Consider that both Amazon and Google also have advanced retail options (Amazon via Prime, YouTube via Shelf) that can make purchasing directly from advertisers shown via local games much more intuitive. Local advertising is expected to hover around $23 billion in 2024, according to Insider Intelligence, with digital local advertising nearly catching up to traditional local ad spending in 2023. Local content, and particularly local sports, will be a key part of this equation.

YouTube’s Master Plan
At the moment, it appears that YouTube is using the standalone Sunday Ticket package as a top-of-funnel proposition—a way to create awareness about YouTube TV for new customers rather than requiring them to sign up for the full service bundle. Apple is pursuing a similar strategy with its MLS package: users can purchase the soccer package with or without an Apple TV+ subscription. Both companies are still in customer acquisition mode, and are willing to sacrifice revenue-per-user in the short-term if they can use live sports to market their nascent streaming services.

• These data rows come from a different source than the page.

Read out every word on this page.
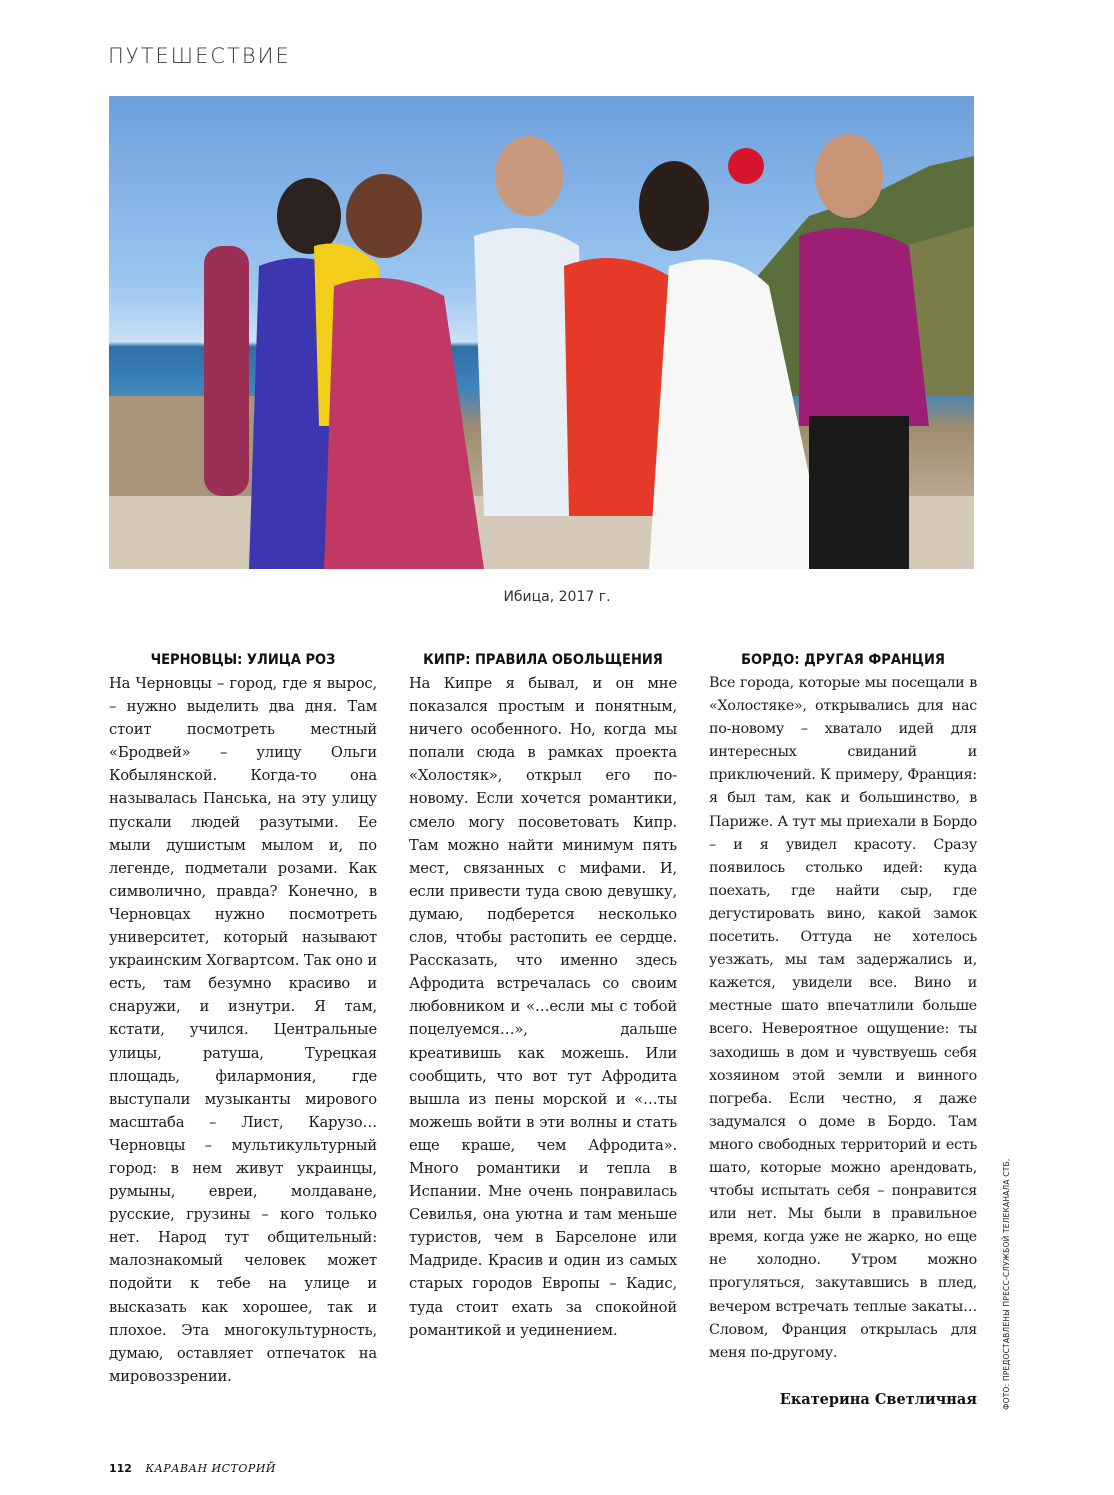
ПУТЕШЕСТВИЕ
Ибица, 2017 г.
ЧЕРНОВЦЫ: УЛИЦА РОЗ

На Черновцы – город, где я вырос, – нужно выделить два дня. Там стоит посмотреть местный «Бродвей» – улицу Ольги Кобылянской. Когда-то она называлась Панська, на эту улицу пускали людей разутыми. Ее мыли душистым мылом и, по легенде, подметали розами. Как символично, правда? Конечно, в Черновцах нужно посмотреть университет, который называют украинским Хогвартсом. Так оно и есть, там безумно красиво и снаружи, и изнутри. Я там, кстати, учился. Центральные улицы, ратуша, Турецкая площадь, филармония, где выступали музыканты мирового масштаба – Лист, Карузо… Черновцы – мультикультурный город: в нем живут украинцы, румыны, евреи, молдаване, русские, грузины – кого только нет. Народ тут общительный: малознакомый человек может подойти к тебе на улице и высказать как хорошее, так и плохое. Эта многокультурность, думаю, оставляет отпечаток на мировоззрении.

КИПР: ПРАВИЛА ОБОЛЬЩЕНИЯ

На Кипре я бывал, и он мне показался простым и понятным, ничего особенного. Но, когда мы попали сюда в рамках проекта «Холостяк», открыл его по-новому. Если хочется романтики, смело могу посоветовать Кипр. Там можно найти минимум пять мест, связанных с мифами. И, если привести туда свою девушку, думаю, подберется несколько слов, чтобы растопить ее сердце. Рассказать, что именно здесь Афродита встречалась со своим любовником и «…если мы с тобой поцелуемся…», дальше креативишь как можешь. Или сообщить, что вот тут Афродита вышла из пены морской и «…ты можешь войти в эти волны и стать еще краше, чем Афродита». Много романтики и тепла в Испании. Мне очень понравилась Севилья, она уютна и там меньше туристов, чем в Барселоне или Мадриде. Красив и один из самых старых городов Европы – Кадис, туда стоит ехать за спокойной романтикой и уединением.

БОРДО: ДРУГАЯ ФРАНЦИЯ

Все города, которые мы посещали в «Холостяке», открывались для нас по-новому – хватало идей для интересных свиданий и приключений. К примеру, Франция: я был там, как и большинство, в Париже. А тут мы приехали в Бордо – и я увидел красоту. Сразу появилось столько идей: куда поехать, где найти сыр, где дегустировать вино, какой замок посетить. Оттуда не хотелось уезжать, мы там задержались и, кажется, увидели все. Вино и местные шато впечатлили больше всего. Невероятное ощущение: ты заходишь в дом и чувствуешь себя хозяином этой земли и винного погреба. Если честно, я даже задумался о доме в Бордо. Там много свободных территорий и есть шато, которые можно арендовать, чтобы испытать себя – понравится или нет. Мы были в правильное время, когда уже не жарко, но еще не холодно. Утром можно прогуляться, закутавшись в плед, вечером встречать теплые закаты… Словом, Франция открылась для меня по-другому.

Екатерина Светличная	ФОТО: ПРЕДОСТАВЛЕНЫ ПРЕСС-СЛУЖБОЙ ТЕЛЕКАНАЛА СТБ,
112 КАРАВАН ИСТОРИЙ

The value proposition is slightly more complicated for YouTube TV, which already offers the biggest NFL games without Sunday Ticket via ESPN, CBS, NBC, and Fox, all of which are included in its basic $73-a-month package. So what does YouTube get for owning the rights to sell Sunday Ticket that it didn’t already have? Is owning that deeper product relationship with fans worth spending an extra $2 billion a year on additional rights?

Part of the answer is that YouTube’s television strategy is bigger than YouTube TV. The company wants a much larger share of the connected TV (CTV) audience, as well as working to ensure that the YouTube app is pre-installed for customers on Smart TVs. And that laser focus is paying off: By the end of 2022, close to half of all YouTube viewing was on TV screens, according to the company. Indeed, between YouTube TV and YouTube Channels (which allows subscribers to add premium channels like Showtime, Starz, AMC+, etcetera), combined with the billion or so videos on YouTube (and its 2.7 billion active users), there’s no other company that approaches its stranglehold on attention.

The longer-term goal is to transform YouTube into a default mega-platform hub for video across devices: desktop, mobile, and especially smart TVs, where Android is the second largest streaming OS globally and the fourth largest (and fastest growing) in the U.S. Eventually, Sunday Ticket could become one part of a package that could include Max, Disney+, Peacock, Paramount+, etcetera (including, one day, maybe even Netflix and Prime Video). The end goal is to train consumers to think of YouTube as not just a platform or a provider, but a true utility.

Sunday Ticket and YouTube haven’t exactly proven anything yet beyond the fact that audiences want football, and they’ll sign up wherever to get it—a truth we’ve largely assumed for years. But the potential of YouTube’s ecosystem, expanding beyond a national league into becoming a key sports distributor, is alluring—even if it’s too soon to declare the package as a win or a loss. Let’s set a date to check back in sometime after the Super Bowl.